Dieser Artikel wurde automatisch mit KI übersetzt und kann Fehler oder Ungenauigkeiten enthalten.

Berechtigungen

Übersicht

Diese Seite beschreibt das Berechtigungs- und Zugriffsmodell für diesen Agenten. Der Agent verwendet schreibgeschützten Zugriff zu Microsoft Intune- und Microsoft Entra ID-Daten über die Microsoft Graph API und Security Copilot-Plugins. Es ist darauf ausgelegt, Konfigurationseinstellungen, Gerätezuweisungen und Richtlinienkonformität zu analysieren, ohne Änderungen an Ihrer Umgebung vorzunehmen.


So funktioniert es

Der Agent verbindet sich sicher mit Ihrem Tenant über Microsoft Graph API-Endpunkte, um Intune- und Entra ID-Daten abzurufen. Er verarbeitet diese Informationen, um den Zustand der Konfiguration, die Abdeckungsrate der Zuweisungen und die Übereinstimmung mit den Compliance-Anforderungen zu bewerten.

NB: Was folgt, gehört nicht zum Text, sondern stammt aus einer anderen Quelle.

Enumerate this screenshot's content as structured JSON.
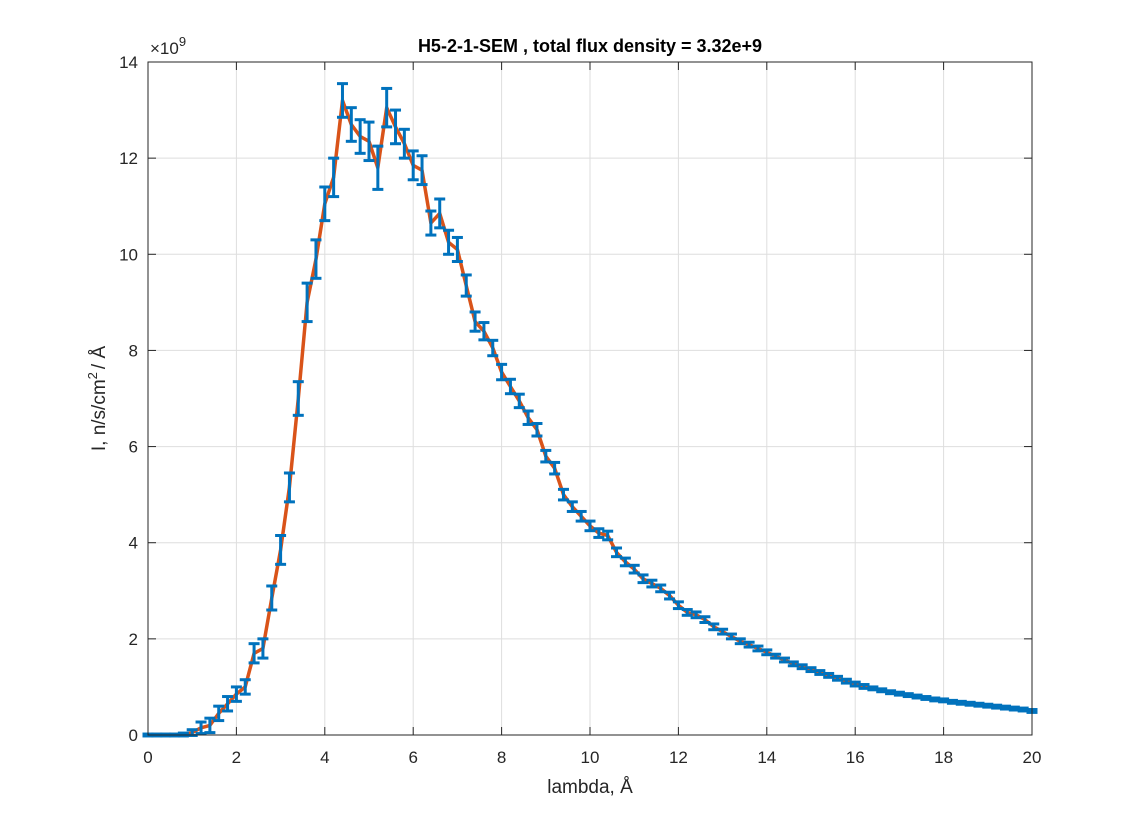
{
  "chart_data": {
    "type": "line",
    "title": "H5-2-1-SEM , total flux density =  3.32e+9",
    "xlabel": "lambda,  Å",
    "ylabel_parts": {
      "main": "I, n/s/cm",
      "sup": "2",
      "tail": "/ Å"
    },
    "y_multiplier_base": "×10",
    "y_multiplier_exp": "9",
    "xlim": [
      0,
      20
    ],
    "ylim": [
      0,
      14
    ],
    "xticks": [
      0,
      2,
      4,
      6,
      8,
      10,
      12,
      14,
      16,
      18,
      20
    ],
    "yticks": [
      0,
      2,
      4,
      6,
      8,
      10,
      12,
      14
    ],
    "grid": true,
    "colors": {
      "line": "#d95319",
      "errorbar": "#0072bd",
      "axis": "#262626",
      "grid": "#dedede"
    },
    "series": [
      {
        "x": [
          0.0,
          0.2,
          0.4,
          0.6,
          0.8,
          1.0,
          1.2,
          1.4,
          1.6,
          1.8,
          2.0,
          2.2,
          2.4,
          2.6,
          2.8,
          3.0,
          3.2,
          3.4,
          3.6,
          3.8,
          4.0,
          4.2,
          4.4,
          4.6,
          4.8,
          5.0,
          5.2,
          5.4,
          5.6,
          5.8,
          6.0,
          6.2,
          6.4,
          6.6,
          6.8,
          7.0,
          7.2,
          7.4,
          7.6,
          7.8,
          8.0,
          8.2,
          8.4,
          8.6,
          8.8,
          9.0,
          9.2,
          9.4,
          9.6,
          9.8,
          10.0,
          10.2,
          10.4,
          10.6,
          10.8,
          11.0,
          11.2,
          11.4,
          11.6,
          11.8,
          12.0,
          12.2,
          12.4,
          12.6,
          12.8,
          13.0,
          13.2,
          13.4,
          13.6,
          13.8,
          14.0,
          14.2,
          14.4,
          14.6,
          14.8,
          15.0,
          15.2,
          15.4,
          15.6,
          15.8,
          16.0,
          16.2,
          16.4,
          16.6,
          16.8,
          17.0,
          17.2,
          17.4,
          17.6,
          17.8,
          18.0,
          18.2,
          18.4,
          18.6,
          18.8,
          19.0,
          19.2,
          19.4,
          19.6,
          19.8,
          20.0
        ],
        "y": [
          0.0,
          0.0,
          0.0,
          0.0,
          0.01,
          0.05,
          0.15,
          0.2,
          0.45,
          0.65,
          0.85,
          1.0,
          1.7,
          1.8,
          2.85,
          3.85,
          5.15,
          7.0,
          9.0,
          9.9,
          11.05,
          11.6,
          13.2,
          12.7,
          12.45,
          12.35,
          11.8,
          13.05,
          12.65,
          12.3,
          11.85,
          11.75,
          10.65,
          10.85,
          10.25,
          10.1,
          9.35,
          8.6,
          8.4,
          8.05,
          7.55,
          7.25,
          6.95,
          6.6,
          6.35,
          5.8,
          5.55,
          5.0,
          4.75,
          4.55,
          4.35,
          4.2,
          4.15,
          3.8,
          3.6,
          3.45,
          3.25,
          3.15,
          3.05,
          2.9,
          2.7,
          2.55,
          2.5,
          2.4,
          2.25,
          2.15,
          2.05,
          1.95,
          1.88,
          1.8,
          1.72,
          1.64,
          1.56,
          1.48,
          1.42,
          1.36,
          1.3,
          1.24,
          1.18,
          1.12,
          1.06,
          1.01,
          0.97,
          0.93,
          0.89,
          0.86,
          0.83,
          0.8,
          0.77,
          0.74,
          0.72,
          0.69,
          0.67,
          0.65,
          0.63,
          0.61,
          0.59,
          0.57,
          0.55,
          0.53,
          0.5
        ],
        "err": [
          0.02,
          0.02,
          0.02,
          0.02,
          0.03,
          0.06,
          0.12,
          0.15,
          0.15,
          0.15,
          0.15,
          0.15,
          0.2,
          0.2,
          0.25,
          0.3,
          0.3,
          0.35,
          0.4,
          0.4,
          0.35,
          0.4,
          0.35,
          0.35,
          0.35,
          0.4,
          0.45,
          0.4,
          0.35,
          0.3,
          0.3,
          0.3,
          0.25,
          0.3,
          0.25,
          0.25,
          0.22,
          0.2,
          0.18,
          0.16,
          0.16,
          0.15,
          0.14,
          0.14,
          0.13,
          0.12,
          0.12,
          0.11,
          0.1,
          0.1,
          0.1,
          0.09,
          0.09,
          0.09,
          0.08,
          0.08,
          0.08,
          0.07,
          0.07,
          0.07,
          0.07,
          0.06,
          0.06,
          0.06,
          0.06,
          0.05,
          0.05,
          0.05,
          0.05,
          0.05,
          0.05,
          0.04,
          0.04,
          0.04,
          0.04,
          0.04,
          0.04,
          0.04,
          0.04,
          0.04,
          0.04,
          0.04,
          0.03,
          0.03,
          0.03,
          0.03,
          0.03,
          0.03,
          0.03,
          0.03,
          0.03,
          0.03,
          0.03,
          0.03,
          0.03,
          0.03,
          0.03,
          0.03,
          0.03,
          0.03,
          0.03
        ]
      }
    ]
  }
}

Alle Interaktionen folgen diesen Grundsätzen:

  • Schreibgeschützter Zugriff: Der Agent kann Konfigurationen nicht ändern, erstellen oder löschen.

  • Prinzip der minimalen Rechtevergabe: Es werden nur die minimal erforderlichen Berechtigungen verwendet, um Intune- und Entra ID-Daten zu lesen.

  • Transparenz: Der gesamte Datenzugriff erfolgt über dokumentierte Graph API-Endpunkte und kann in Microsoft Entra überprüft werden.


Erforderliche Entra ID-Rollen

Weisen Sie dem Administratorkonto, das den Agenten installiert und ausführt, die folgenden Rollen zu:

Rolle
Beschreibung

Intune Reader

Bietet schreibgeschützten Zugriff auf Intune-Konfigurationen, Compliance- und Gerätedaten.

Directory Reader

Gewährt schreibgeschützten Zugriff auf Entra ID-Benutzer, Gruppen und Verzeichnisinformationen.

Security Reader

Ermöglicht Einblick in Sicherheitsinformationen und Berichte ohne Änderungsrechte.

Diese Rollen folgen dem Prinzip der geringsten Berechtigung. Passen Sie sie basierend auf den Sicherheits- und Governance-Richtlinien Ihrer Organisation an.


Transparenz beim Datenzugriff

Die folgende Tabelle beschreibt, auf welche Daten der Agent zugreifen kann und zu welchem Zweck.

Datentyp
Zugriffslevel
Zweck

Intune-Konfigurationsprofile und -Richtlinien

Schreibgeschützt

Zur Analyse von Bereitstellungskonfigurationen, Compliance-Einstellungen und Richtlinienstatus.

Geräte- und Benutzerzuweisungen

Schreibgeschützt

Zur Erstellung von Erkenntnissen zu Zielgruppen, Compliance und Konfigurationsabdeckung.

Entra ID-Verzeichnisdaten

Schreibgeschützt

Zur Korrelation von Benutzer-, Gruppen- und Gerätebeziehungen für Berichte.

Sicherheitseinblicke und Warnungen

Schreibgeschützt

Zur Verbesserung der Sichtbarkeit potenzieller Fehlkonfigurationen oder Compliance-Risiken.

Datenverarbeitung:

  • Der Agent nicht ändert oder exportiert Kundendaten außerhalb der Tenant-Grenze.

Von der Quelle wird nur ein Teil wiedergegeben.